Le 27 janvier 1945, après qu'il eut été découvert par l'Armée rouge, a été démantelé un camp, celui d'Auschwitz, où avaient tout de même péri des millions d'êtres humains déportés par les nazis. Il n'y restait plus que ceux qui avaient été incapables de marcher et ceux qui avaient préféré se soustraire au départ : environ 7 000 hommes et femmes. Le 18 janvier précédent en effet, par un froid polaire, l'immense complexe concentrationnaire avait été vidé de ses occupants condamnés à une marche forcée à laquelle beaucoup ne survivront pas. Une vingtaine de civils polonais, hommes et femmes, à l'évidence convoqués par les Russes, arriveront, nettoieront et déblaieront les cadavres. Un véritable carnage les victimes n'ayant pas toutes été incinérées.  

Ce camp avait été aménagé le 30 avril 1940 dans une ancienne caserne de Pologne en vue d'y incarcérer des résistants polonais. Son commandement en avait été confié au nazi Rudolf HOSS, lieutenant-colonel SS de 39 ans qui avait déjà servi au camp de Dachau, près de Munich. C'est lui qui a introduit dans le nouveau camp le système de Kapos inauguré à Dachau, système par lequel les SS arrivaient à maintenir les prisonniers dans la soumission avec un minimum d'effectifs en faisant appel à d'autres prisonniers condamnés pour des délits de droit commun et considérés comme extrêmement violents. Précisons que lors de la mise en route du camp, les premiers prisonniers arrivés à Auschwitz étaient trente Kapos allemands. Ce système de kapos consistait en un instrument clé de domination mis au point par les nazis. On était parti du principe que ces criminels kapos seraient chargés de surveiller les autres prisonniers et de les faire travailler en se livrant au besoin à des brutalités. Mais s'ils ne se montraient pas assez efficaces et donc pas assez brutaux, ils étaient automatiquement déchus de leur statut de kapo et renvoyés avec les autres prisonniers, ce qui signifiait le risque pour eux de voir survenir une mise à mort généralement atroce dans la nuit qui suivait.
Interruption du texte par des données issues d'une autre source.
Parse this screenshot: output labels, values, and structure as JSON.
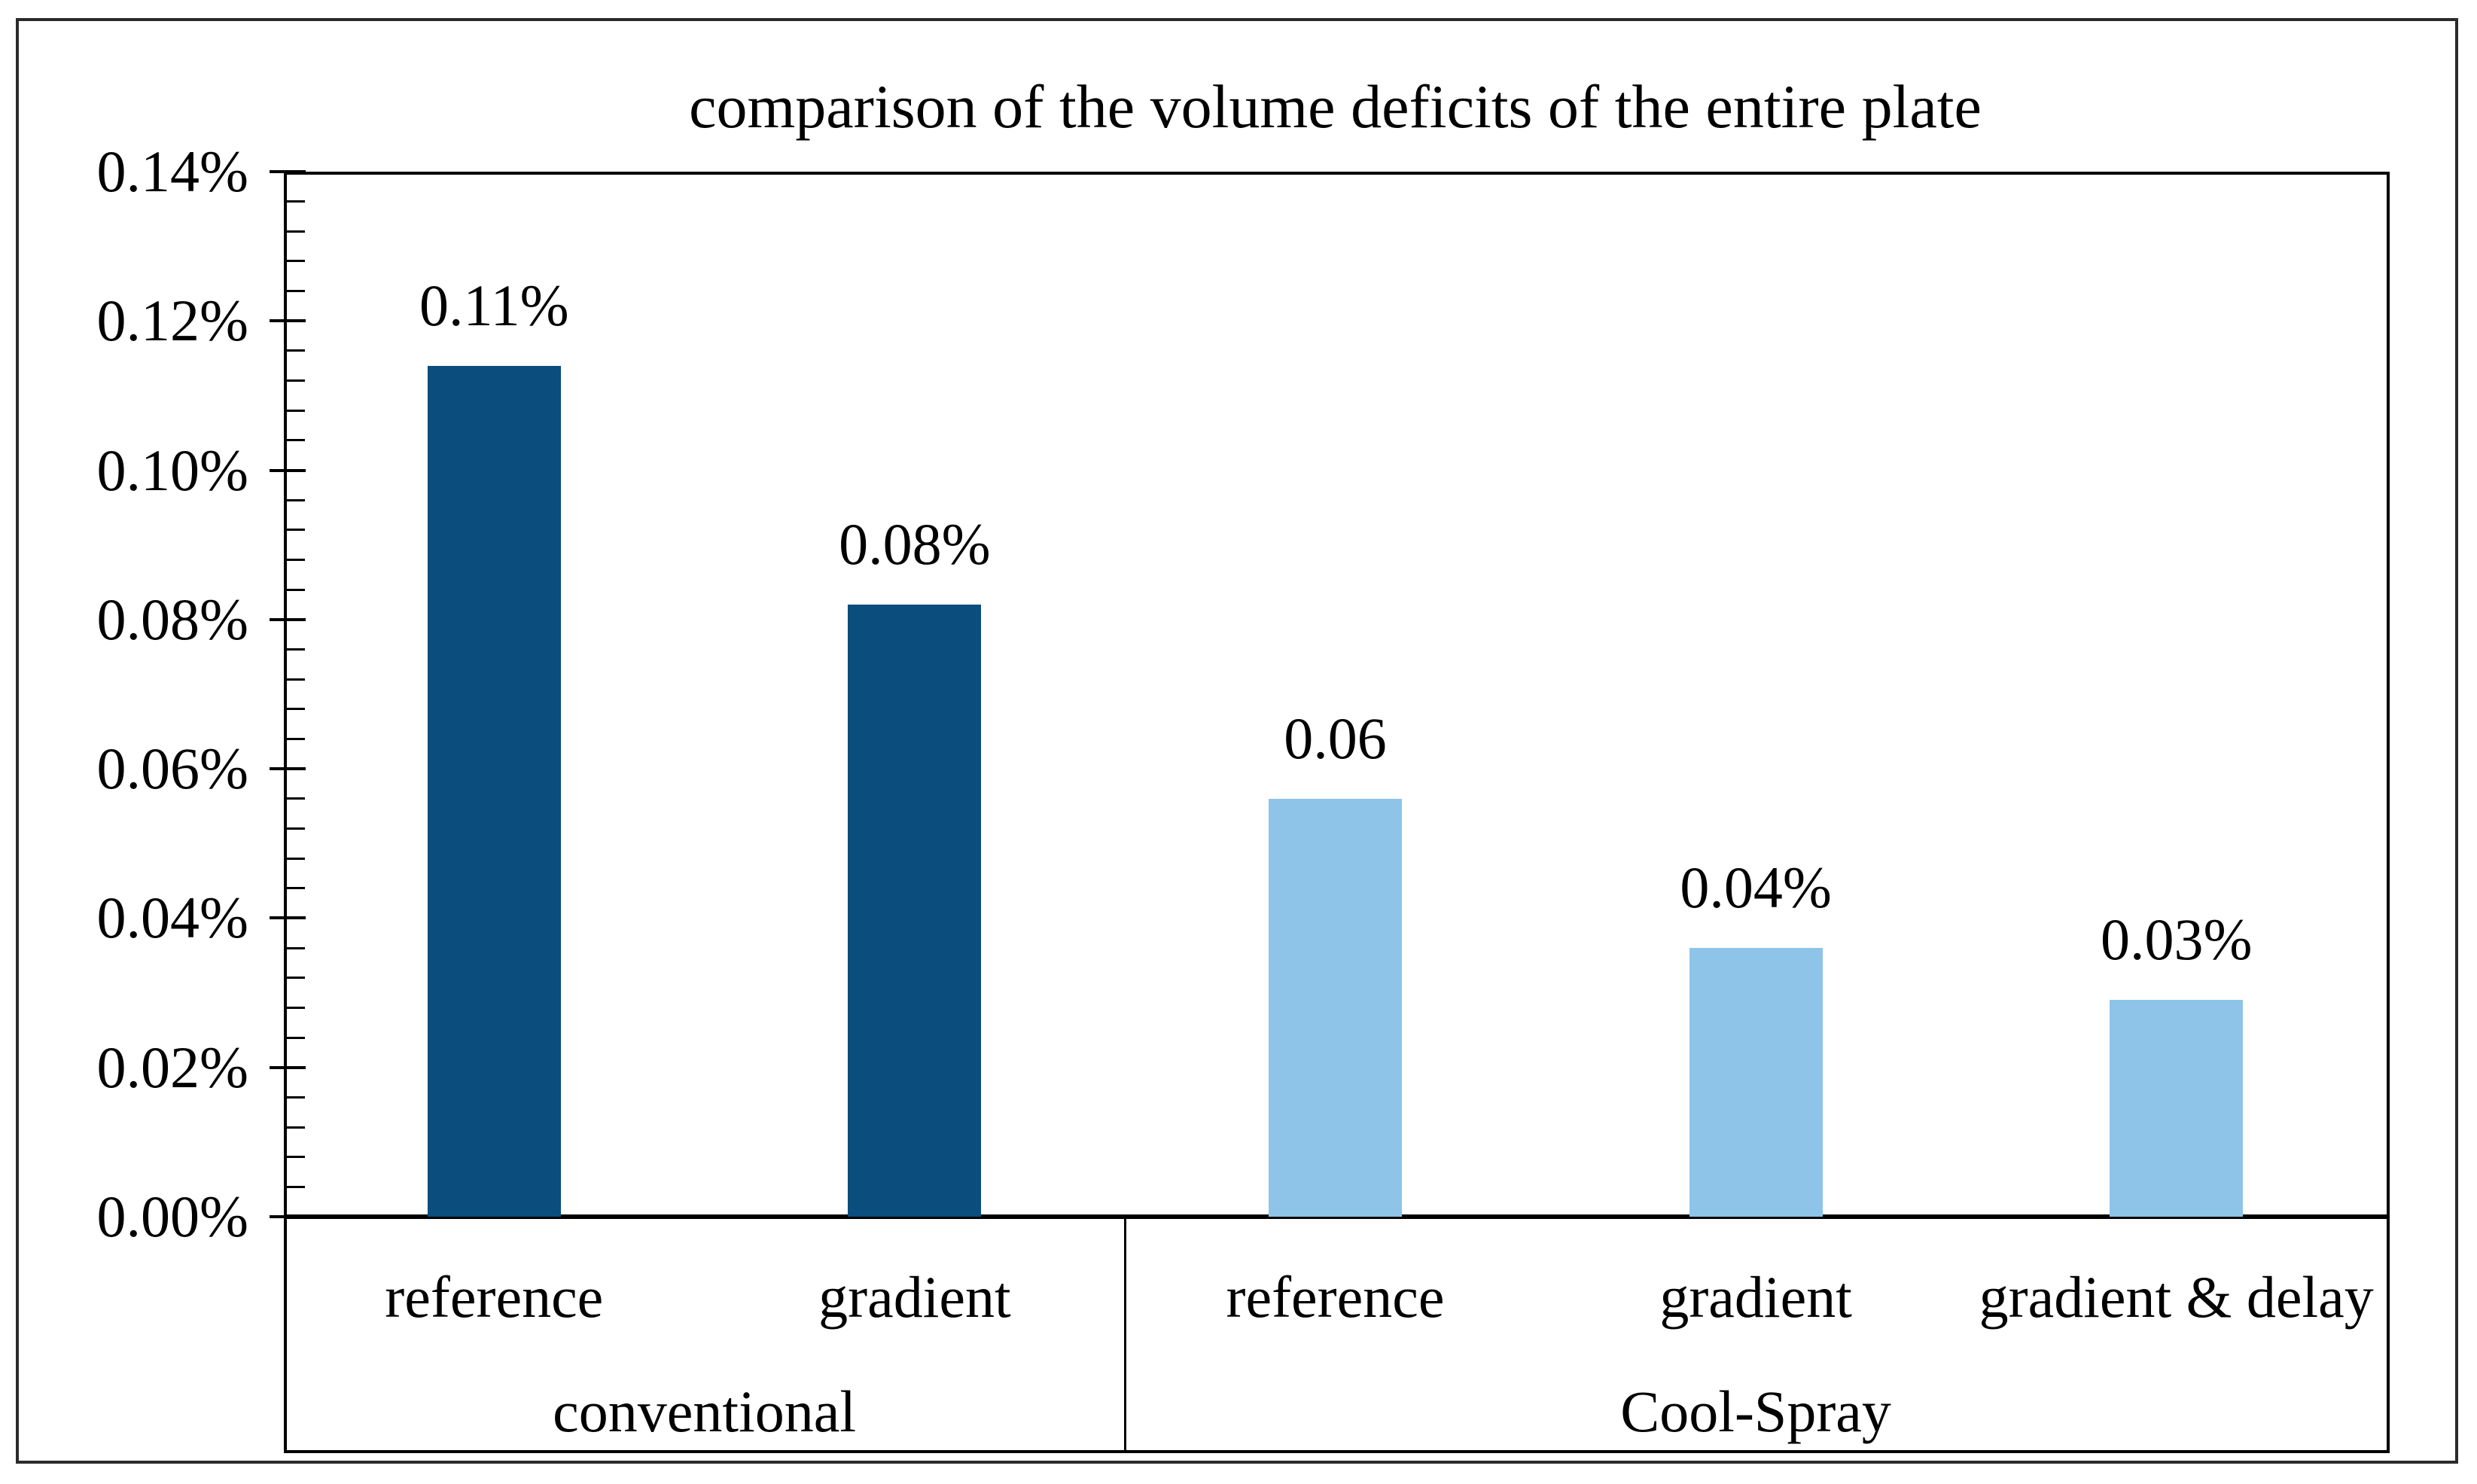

« Nous savions, dira un peu plus tard Meyer LEVIN un observateur, car le monde en avait entendu parler. Mais jusqu'à présent aucun d'entre nous n'avait vu. C'est comme si nous avions enfin pénétré à l'intérieur même des replis de ce coeur malfaisant. » Néanmoins, le 27 janvier 1945, la découverte de ce camp d'Auschwitz et de ce qu'il en restait sera effectivement épouvantable. Au lendemain de la Seconde Guerre mondiale, de nombreux survivants de la Shoah en Europe et en Israël seront pris d’un besoin viscéral de vengeance et certains se tourneront vers des « tribunaux d’honneur » improvisés pour que justice soit rendue. Actifs jusqu’en 1950, ces tribunaux autoproclamés prononceront des peines allant de l’interdiction d’exercer une fonction publique au bannissement de la communauté juive. Pour l’historienne Laura JOCKUSCH « ces tribunaux ont jugé des survivants accusés d’avoir agi de manière immorale envers d’autres Juifs et d’avoir prétendument aidé les nazis dans leur génocide ».